The results presented so far support a model in which polymorphism in the extracellular domains of donor SIRPα is recognized by host CD47 to identify cells as self or non-self. To test this model further, we investigated the extent and location of amino acid polymorphisms in mouse SIRPα by aligning the predicted SIRPα protein sequences from 19 different mouse strains whose genomes had been sequenced (http://www.sanger.ac.uk/science/data/mouse-genomes-project). We found that amino acid variability is largely restricted to the extracellular region and is most frequent in the N-terminal, CD47-binding IgV domain (Fig. 5A, alignment shown in Supplemental Fig. 2) (25–27). Phylogenetic analysis revealed four unique IgV domains among the 13 common inbred mouse strains examined, while each of the six wild-derived mouse strains had its own unique IgV sequence (Fig. 5B). The latter suggests the presence of a considerable number of mouse SIRPα alleles in the wild. We also observed that NOD and CAST strains, which elicited the strongest innate alloresponses in BRG mice (Fig. 1A), have closely related IgV domains while NOR, which elicited a very weak alloresponse, shared the same IgV domain with B6 recipients (Fig. 5B & Supplemental Fig. 2). Since amino acid polymorphism in SIRPα’s IgV domain influences binding to CD47 (12), we asked whether NOD and CAST SIRPα variants share greater binding to CD47 than SIRPα variants of mouse strains that induce weaker alloresponses. To answer this question, we compared the binding of mouse CD47-Fc fusion protein (mCD47-Fc) to splenic monocytes from NOD and CAST mice to those from B6, BALB/c, and C3H mice. Splenic monocytes constitutively express high levels of SIRPα (28). As shown in Fig. 5C, mCD47-Fc displayed greater binding to NOD and CAST cells than B6, BALB/c, and C3H cells at each concentration tested. SIRPα expression was comparable on monocytes from all strains tested (Fig. 5D), indicating that dissimilarities in binding were not due to differences in SIRPα cell surface density. The data therefore suggest that donor SIRPα IgV domain polymorphism controls the host innate alloresponse by modulating the binding of SIRPα to CD47.
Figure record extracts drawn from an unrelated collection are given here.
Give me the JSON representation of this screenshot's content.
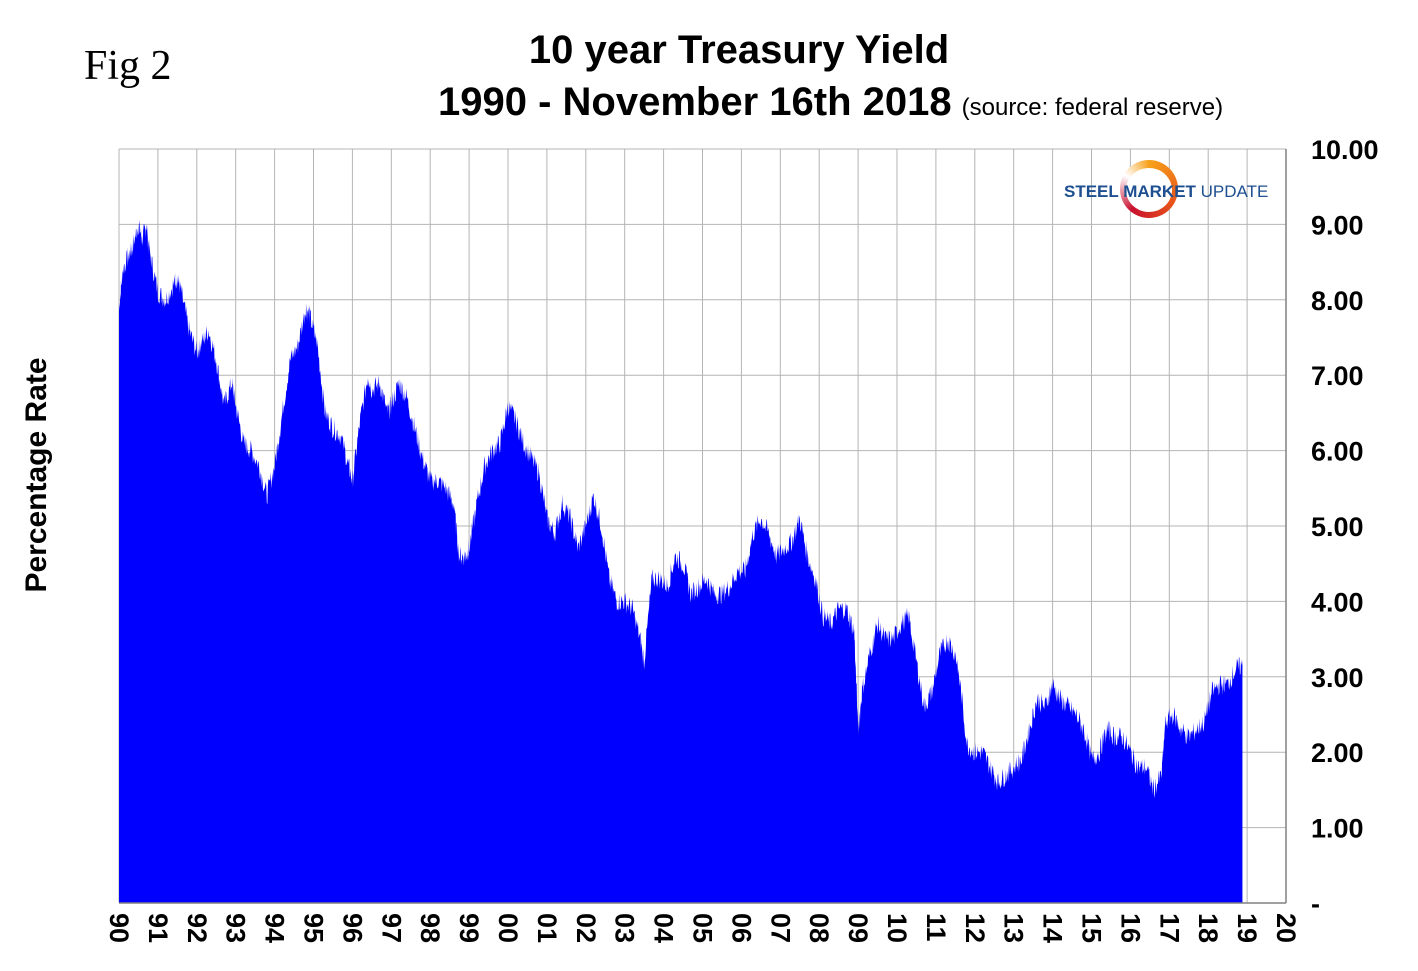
{
  "figure": {
    "fig_label": "Fig 2",
    "title_line1": "10 year Treasury Yield",
    "title_line2": "1990 - November 16th 2018",
    "source_note": "(source: federal reserve)",
    "logo_text_part1": "STEEL MARKET",
    "logo_text_part2": "UPDATE"
  },
  "colors": {
    "area": "#0000ff",
    "grid": "#b4b4b4",
    "axis": "#808080"
  },
  "chart_data": {
    "type": "area",
    "title": "10 year Treasury Yield",
    "subtitle": "1990 - November 16th 2018",
    "ylabel": "Percentage Rate",
    "xlabel": "",
    "xlim": [
      1990,
      2020
    ],
    "ylim": [
      0,
      10
    ],
    "y_axis_side": "right",
    "grid": true,
    "y_ticks": [
      0,
      1,
      2,
      3,
      4,
      5,
      6,
      7,
      8,
      9,
      10
    ],
    "y_tick_labels": [
      "-",
      "1.00",
      "2.00",
      "3.00",
      "4.00",
      "5.00",
      "6.00",
      "7.00",
      "8.00",
      "9.00",
      "10.00"
    ],
    "x_ticks": [
      1990,
      1991,
      1992,
      1993,
      1994,
      1995,
      1996,
      1997,
      1998,
      1999,
      2000,
      2001,
      2002,
      2003,
      2004,
      2005,
      2006,
      2007,
      2008,
      2009,
      2010,
      2011,
      2012,
      2013,
      2014,
      2015,
      2016,
      2017,
      2018,
      2019,
      2020
    ],
    "x_tick_labels": [
      "90",
      "91",
      "92",
      "93",
      "94",
      "95",
      "96",
      "97",
      "98",
      "99",
      "00",
      "01",
      "02",
      "03",
      "04",
      "05",
      "06",
      "07",
      "08",
      "09",
      "10",
      "11",
      "12",
      "13",
      "14",
      "15",
      "16",
      "17",
      "18",
      "19",
      "20"
    ],
    "series": [
      {
        "x": [
          1990.0,
          1990.1,
          1990.25,
          1990.35,
          1990.5,
          1990.6,
          1990.7,
          1990.8,
          1991.0,
          1991.2,
          1991.4,
          1991.5,
          1991.6,
          1991.8,
          1992.0,
          1992.1,
          1992.3,
          1992.5,
          1992.7,
          1992.9,
          1993.0,
          1993.2,
          1993.4,
          1993.6,
          1993.8,
          1994.0,
          1994.2,
          1994.4,
          1994.6,
          1994.8,
          1994.9,
          1995.1,
          1995.3,
          1995.5,
          1995.7,
          1995.9,
          1996.0,
          1996.2,
          1996.4,
          1996.5,
          1996.7,
          1996.9,
          1997.0,
          1997.2,
          1997.4,
          1997.6,
          1997.8,
          1998.0,
          1998.2,
          1998.4,
          1998.6,
          1998.75,
          1998.9,
          1999.0,
          1999.2,
          1999.4,
          1999.6,
          1999.8,
          2000.0,
          2000.2,
          2000.4,
          2000.6,
          2000.8,
          2001.0,
          2001.2,
          2001.4,
          2001.6,
          2001.8,
          2002.0,
          2002.2,
          2002.4,
          2002.6,
          2002.8,
          2003.0,
          2003.2,
          2003.4,
          2003.5,
          2003.7,
          2003.9,
          2004.1,
          2004.3,
          2004.5,
          2004.7,
          2004.9,
          2005.1,
          2005.3,
          2005.5,
          2005.7,
          2005.9,
          2006.1,
          2006.3,
          2006.5,
          2006.7,
          2006.9,
          2007.1,
          2007.3,
          2007.5,
          2007.7,
          2007.9,
          2008.1,
          2008.3,
          2008.5,
          2008.7,
          2008.9,
          2009.0,
          2009.1,
          2009.3,
          2009.5,
          2009.7,
          2009.9,
          2010.1,
          2010.3,
          2010.5,
          2010.7,
          2010.9,
          2011.1,
          2011.3,
          2011.5,
          2011.6,
          2011.8,
          2012.0,
          2012.2,
          2012.4,
          2012.6,
          2012.8,
          2013.0,
          2013.2,
          2013.4,
          2013.6,
          2013.8,
          2014.0,
          2014.2,
          2014.4,
          2014.6,
          2014.8,
          2015.0,
          2015.2,
          2015.4,
          2015.6,
          2015.8,
          2016.0,
          2016.2,
          2016.4,
          2016.6,
          2016.8,
          2016.9,
          2017.1,
          2017.3,
          2017.5,
          2017.7,
          2017.9,
          2018.1,
          2018.3,
          2018.5,
          2018.7,
          2018.88
        ],
        "y": [
          7.9,
          8.4,
          8.6,
          8.7,
          9.0,
          8.8,
          9.0,
          8.6,
          8.1,
          8.0,
          8.2,
          8.3,
          8.1,
          7.6,
          7.3,
          7.4,
          7.6,
          7.2,
          6.6,
          6.9,
          6.6,
          6.1,
          6.0,
          5.8,
          5.4,
          5.8,
          6.5,
          7.2,
          7.4,
          7.9,
          7.8,
          7.4,
          6.5,
          6.3,
          6.2,
          5.8,
          5.6,
          6.4,
          7.0,
          6.8,
          6.9,
          6.5,
          6.6,
          6.9,
          6.7,
          6.3,
          5.9,
          5.6,
          5.6,
          5.5,
          5.3,
          4.6,
          4.6,
          4.7,
          5.3,
          5.8,
          6.0,
          6.1,
          6.6,
          6.4,
          6.1,
          5.9,
          5.7,
          5.1,
          4.9,
          5.3,
          5.1,
          4.7,
          5.0,
          5.4,
          5.0,
          4.3,
          4.0,
          4.0,
          3.9,
          3.5,
          3.2,
          4.3,
          4.3,
          4.2,
          4.6,
          4.5,
          4.1,
          4.2,
          4.3,
          4.1,
          4.1,
          4.2,
          4.4,
          4.4,
          4.9,
          5.1,
          4.9,
          4.6,
          4.7,
          4.8,
          5.1,
          4.6,
          4.3,
          3.8,
          3.7,
          3.9,
          3.9,
          3.6,
          2.3,
          2.8,
          3.3,
          3.7,
          3.5,
          3.5,
          3.7,
          3.8,
          3.2,
          2.6,
          2.8,
          3.3,
          3.5,
          3.3,
          3.0,
          2.1,
          2.0,
          2.0,
          1.8,
          1.6,
          1.7,
          1.8,
          1.9,
          2.3,
          2.7,
          2.6,
          2.9,
          2.7,
          2.6,
          2.5,
          2.3,
          1.9,
          2.0,
          2.3,
          2.2,
          2.2,
          2.0,
          1.8,
          1.8,
          1.5,
          1.7,
          2.4,
          2.5,
          2.3,
          2.2,
          2.3,
          2.4,
          2.8,
          2.9,
          2.9,
          3.1,
          3.15
        ]
      }
    ]
  }
}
Fig. 5 — **(A)** Amino acid (AA) variability in mouse SIRPα protein based on alignment of sequences from 19 mouse strains. Variability was calculated for each position along the sequence and aligned against the denoted SIRPα protein domains. IgV domain (shaded in red) had the highest frequency of AA polymorphisms (number of vertical, blue lines) and contained polymorphisms with the greatest degree of variability (height of vertical, blue lines). **(B)** Phylogram representation of SIRPα IgV domain AA variation among the 19 mouse strains. Blue font = common inbred strains; red font = wild-derived inbred strains; bold font = mouse strains tested in Fig. 1; scale = proportion of AA substitutions; circles = mouse strains that share similar or identical CD47 IgV domains. **(C)** Binding of mCD47-Fc to splenic monocytes (Lin⁻CD11b⁺CD11c⁻F4/80⁻ cells) from NOD and CAST compared to B6, BALB/c, and C3H mice. Serial dilution of mCD47-Fc shown on top. **(D)** SIRPα expression on monocytes from all strains tested. Histograms are representative of 2–3 biological replicates from 2 independent experiments (unpaired, two-tailed t-test).

Donor SIRPα polymorphism modulates monocyte proliferation

To further investigate the role of SIRPα polymorphism in monocyte activation, we immunized BRG mice with splenocytes from donors expressing SIRPα variants with different CD47-binding affinities and analyzed the proliferation of myeloid cells in the spleen 7 days later. Mice were injected with EdU 1-hr prior to spleen harvest to label dividing cells in situ. As shown in Fig. 6A, significant EdU uptake was observed only in Ly6C^hi monocytes (and to a much lesser extent in mono-DCs) in mice immunized with allogeneic, but not syngeneic, splenocytes. Importantly, the magnitude of monocyte proliferation correlated with strength of SIRPα binding to CD47. Splenocytes from NOD mice, known to express a high affinity variant of SIRPα, induced the greatest proliferation; NOR splenocytes, which share the same lower affinity SIRPα allele with B6, induced the least; and BALB/c splenocytes gave an intermediate result (Fig. 6B). Monocyte proliferation was dramatically reduced in CD47-deficient recipients stimulated with NOD cells (Fig. 6B). Together, these data provide additional evidence that differential binding of donor SIRPα to CD47 modulates monocyte activation.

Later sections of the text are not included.